Seattle est une ville jeune et assez «branchée». Elle compte plusieurs universités et son économie se porte bien. La compagnie Boeing emploie 32 000 personnes tandis que chez Microsoft, on compte 35 000 employés. J’aurai aimé voir le quartier «Capitol Hill». Joe me dit qu’il est constitué de rues étroites, de restos, de bars et d’endroits excentriques. Il semble que ce soit le quartier gay de la ville ; pas sur l’itinéraire des autobus de touristes.

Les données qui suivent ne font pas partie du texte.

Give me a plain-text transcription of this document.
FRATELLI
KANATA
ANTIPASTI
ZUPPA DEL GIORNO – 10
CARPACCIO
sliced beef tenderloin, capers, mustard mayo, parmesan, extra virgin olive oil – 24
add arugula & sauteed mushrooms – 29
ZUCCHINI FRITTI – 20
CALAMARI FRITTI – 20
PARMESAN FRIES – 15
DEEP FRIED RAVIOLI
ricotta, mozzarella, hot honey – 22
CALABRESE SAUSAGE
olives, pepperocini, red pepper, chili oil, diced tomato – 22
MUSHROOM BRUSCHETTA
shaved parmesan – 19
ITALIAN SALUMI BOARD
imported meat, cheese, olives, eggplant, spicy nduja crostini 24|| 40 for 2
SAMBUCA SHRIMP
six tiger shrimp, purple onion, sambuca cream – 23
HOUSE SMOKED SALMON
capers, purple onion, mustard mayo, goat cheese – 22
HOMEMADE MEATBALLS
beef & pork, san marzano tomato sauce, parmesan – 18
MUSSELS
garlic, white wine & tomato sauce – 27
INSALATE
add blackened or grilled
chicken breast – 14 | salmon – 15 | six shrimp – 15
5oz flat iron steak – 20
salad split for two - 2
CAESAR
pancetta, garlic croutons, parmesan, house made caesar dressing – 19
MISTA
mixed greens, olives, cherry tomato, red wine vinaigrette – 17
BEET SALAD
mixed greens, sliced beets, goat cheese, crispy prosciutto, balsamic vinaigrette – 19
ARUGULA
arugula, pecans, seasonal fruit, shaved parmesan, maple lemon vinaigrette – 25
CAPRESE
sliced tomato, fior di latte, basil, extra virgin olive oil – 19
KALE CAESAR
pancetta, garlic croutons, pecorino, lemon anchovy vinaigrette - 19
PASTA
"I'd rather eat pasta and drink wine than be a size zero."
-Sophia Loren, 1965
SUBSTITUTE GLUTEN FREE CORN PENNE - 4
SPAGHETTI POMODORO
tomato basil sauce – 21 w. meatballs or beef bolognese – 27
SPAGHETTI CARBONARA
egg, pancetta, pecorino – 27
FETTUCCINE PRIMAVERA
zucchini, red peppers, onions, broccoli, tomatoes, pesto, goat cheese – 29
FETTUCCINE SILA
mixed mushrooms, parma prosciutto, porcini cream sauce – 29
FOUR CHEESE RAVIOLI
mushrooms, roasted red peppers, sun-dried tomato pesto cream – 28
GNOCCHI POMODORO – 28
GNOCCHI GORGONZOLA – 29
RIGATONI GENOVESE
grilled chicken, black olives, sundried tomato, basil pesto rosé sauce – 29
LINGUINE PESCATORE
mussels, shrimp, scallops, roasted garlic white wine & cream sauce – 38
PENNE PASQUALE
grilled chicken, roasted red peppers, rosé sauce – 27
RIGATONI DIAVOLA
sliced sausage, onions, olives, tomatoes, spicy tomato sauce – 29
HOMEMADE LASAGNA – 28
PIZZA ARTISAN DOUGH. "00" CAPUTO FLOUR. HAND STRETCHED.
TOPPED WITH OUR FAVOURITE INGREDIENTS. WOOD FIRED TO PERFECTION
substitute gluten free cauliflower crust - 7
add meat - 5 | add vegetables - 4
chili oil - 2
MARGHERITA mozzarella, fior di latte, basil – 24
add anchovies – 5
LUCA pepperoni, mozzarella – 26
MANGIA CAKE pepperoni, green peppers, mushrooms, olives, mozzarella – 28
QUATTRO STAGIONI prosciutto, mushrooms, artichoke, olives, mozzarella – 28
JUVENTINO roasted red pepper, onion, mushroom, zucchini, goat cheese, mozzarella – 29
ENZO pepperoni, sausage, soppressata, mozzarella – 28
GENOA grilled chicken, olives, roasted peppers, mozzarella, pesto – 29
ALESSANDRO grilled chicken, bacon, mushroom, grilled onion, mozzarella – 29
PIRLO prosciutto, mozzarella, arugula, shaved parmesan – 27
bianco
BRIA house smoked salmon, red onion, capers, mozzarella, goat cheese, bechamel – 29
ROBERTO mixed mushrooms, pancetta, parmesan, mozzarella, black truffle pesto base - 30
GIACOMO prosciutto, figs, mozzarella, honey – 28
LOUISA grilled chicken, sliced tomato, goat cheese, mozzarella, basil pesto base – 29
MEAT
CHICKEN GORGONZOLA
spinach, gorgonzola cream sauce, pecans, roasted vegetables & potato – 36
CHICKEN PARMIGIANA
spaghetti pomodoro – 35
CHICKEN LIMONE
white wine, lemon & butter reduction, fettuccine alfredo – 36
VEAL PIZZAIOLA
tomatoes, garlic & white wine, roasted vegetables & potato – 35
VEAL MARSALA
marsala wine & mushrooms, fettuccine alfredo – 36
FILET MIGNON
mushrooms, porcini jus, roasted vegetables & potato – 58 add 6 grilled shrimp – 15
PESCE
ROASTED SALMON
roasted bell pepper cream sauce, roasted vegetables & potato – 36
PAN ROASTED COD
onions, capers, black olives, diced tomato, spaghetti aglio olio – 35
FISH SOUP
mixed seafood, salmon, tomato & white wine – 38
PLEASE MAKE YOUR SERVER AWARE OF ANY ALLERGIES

Colette revient vers 13h30 et nous quittons le camping vers 14h00. Il pleut. Nous mangeons dans un restaurant asiatique (Noodle Bar) et prenons la route vers 15h30, en direction du Mont Rainier, un volcan dont le sommet trône à 4 392 mètres (env. 14000 pieds). Il fait partie de la ceinture volcanique du Pacifique. Il y tombe beaucoup de pluie et de neige chaque année. Durant l’année 1971-72, le versant sud a reçu plus de 28 mètres de neige (100 pieds)… et les années où il tombe 15 mètres par an ne sont pas rares.

Vers 18h00, nous nous installons dans un petit camping pour VR tout près de l’entrée du parc national du Mont Rainier. Hasard : Judy et Morris, les compagnons d’excursion de Colette sont là aussi et nous bavardons avec eux. Il fait frais et humide au pied de la montagne. Nous nous réchauffons en mangeant du spaghetti, accompagné de la sauce que nous avions congelée il y a environ trois semaines. C’est pratique d’avoir un congélateur, même s’il est petit.

Dimanche 30 septembre (jour 130)

Nous jasons encore avec Judy et Morris avant de quitter le camping vers 10h30. Vingt-cinq glaciers couvrent le Mont Rainier et, bien qu’il fasse gris, nous sommes estomaquées par la majesté des sommets enneigés qui nous semblent si proches. Il y a plusieurs chutes dans le parc, dont celles de Narada (photo ci-contre). Nous nous rendons au Centre d’information de Paradise. Il est tombé de la neige au cours des derniers jours. Il pleuviote lorsque nous arrivons et il fait froid : entre 5 et 7 ºC.

Le temps de visiter l’exposition et de demander des renseignements sur les sentiers de randonnée, voilà qu’il pleut beaucoup plus. Je laisse donc tomber mon projet de randonnée, mais avec beaucoup de regrets, car c’est un paradis pour les marcheurs ici (environ 400 km de sentiers!). L’hiver, en raquettes, ça doit être paradisiaque. Et c’est une bonne chose que cet endroit soit un parc national depuis si longtemps (1899), car aucune station de ski n’est venue gâcher le décor. Nous sommes à environ 2 500 mètres d’altitude (5 400 pieds) et nos matelas de camping sont gonflés à bloc, alors que d’habitude ils sont plutôt mous. Ils redeviendront plus mous dès que nous seront au niveau de la mer.

Nous quittons le Mont Rainier, pour prendre la direction du Mont St Helens, un autre volcan, plus au sud. Celui-ci est plus actif, car une violente éruption s’y est produite en mai 1980. Comme le temps est très pluvieux, nous nous arrêtons à Castle Rock pour la nuit. Nous verrons demain si ça vaut la peine de faire les 85 km qui nous séparent du Mont St Helens.

Nous mangeons le délicieux saumon en conserve que nous avait donné Connie, la massothérapeute de Prince George. Nous répondons à nos courriels et je mets ce journal à jour.